Yargıtay Ceza Genel Kurulunun 03.02.2009 tarih ve 2008/11-250 Esas, 2009/13 sayılı kararında; “hükmün açıklanmasının geri bırakılmasının objektif koşullarından biri olan zarardan kast edilen maddi zarar olup, bu zararın belirlenmesinde teknik bilgiye ihtiyaç duyulmayan hallerde hakim, kanaat verici basit bir araştırma yaparak zararı belirlemelidir.” denilmektedir.

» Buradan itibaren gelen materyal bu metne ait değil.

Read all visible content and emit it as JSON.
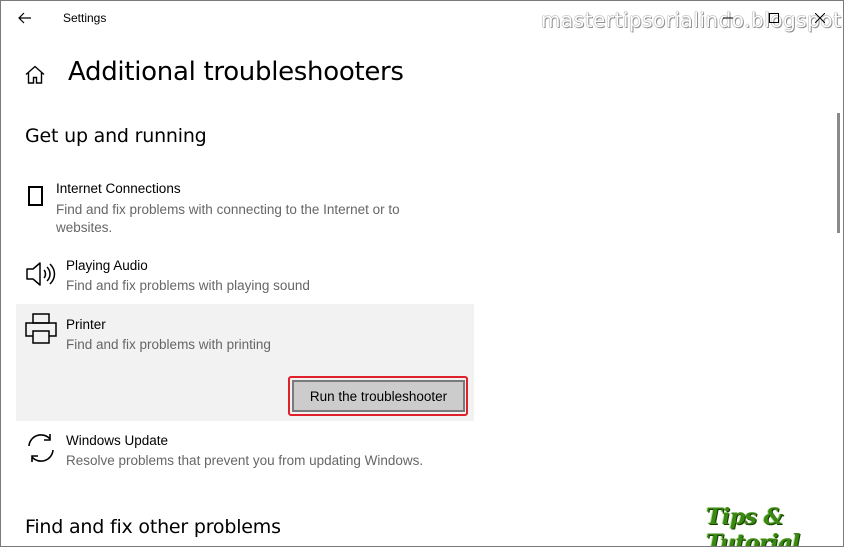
{
  "window": {
    "title": "Settings",
    "watermark": "mastertipsorialindo.blogspot.com"
  },
  "header": {
    "title": "Additional troubleshooters"
  },
  "sections": {
    "get_up": "Get up and running",
    "other": "Find and fix other problems"
  },
  "items": [
    {
      "name": "Internet Connections",
      "description": "Find and fix problems with connecting to the Internet or to websites.",
      "icon": "monitor-icon"
    },
    {
      "name": "Playing Audio",
      "description": "Find and fix problems with playing sound",
      "icon": "speaker-icon"
    },
    {
      "name": "Printer",
      "description": "Find and fix problems with printing",
      "icon": "printer-icon"
    },
    {
      "name": "Windows Update",
      "description": "Resolve problems that prevent you from updating Windows.",
      "icon": "sync-icon"
    }
  ],
  "actions": {
    "run_label": "Run the troubleshooter"
  },
  "brand": "Tips & Tutorial",
  "colors": {
    "highlight_border": "#e0202a",
    "selected_bg": "#f2f2f2",
    "brand_green": "#3a8a12"
  }
}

Bu ilkeler çerçevesinde her olaya özgü ayrı değerlendirme yapılarak, maddi zararın kanaat verici basit bir araştırma ile tespit edilebilmesi gerekir. Dosya kapsamından katılanın marka hakkının ihlali suretiyle meydana gelen zararın basit bir araştırma ile tespit edilebilecek zarar niteliğinde olmadığı ve dosyaya yansıyan katılanın tespit edilmiş bir zararı bulunmadığı gözetilmeden mahkemece “müşteki şirketin zararlarını gidermediği” gerekçesiyle sanık hakkında CMK 231. maddesinin uygulanmasına yer olmadığına karar verilmesi,
Kanuna aykırı ve sanığın temyiz nedenleri yerinde görüldüğünden tebliğnamedeki düzeltilerek onama düşüncesinin reddiyle HÜKMÜN BOZULMASINA, yargılamanın bozma öncesi aşamadan başlayarak sürdürülüp sonuçlandırılmak üzere dosyanın esas/hüküm mahkemesine gönderilmesine, 03.11.2015 tarihinde oybirliğiyle karar verildi.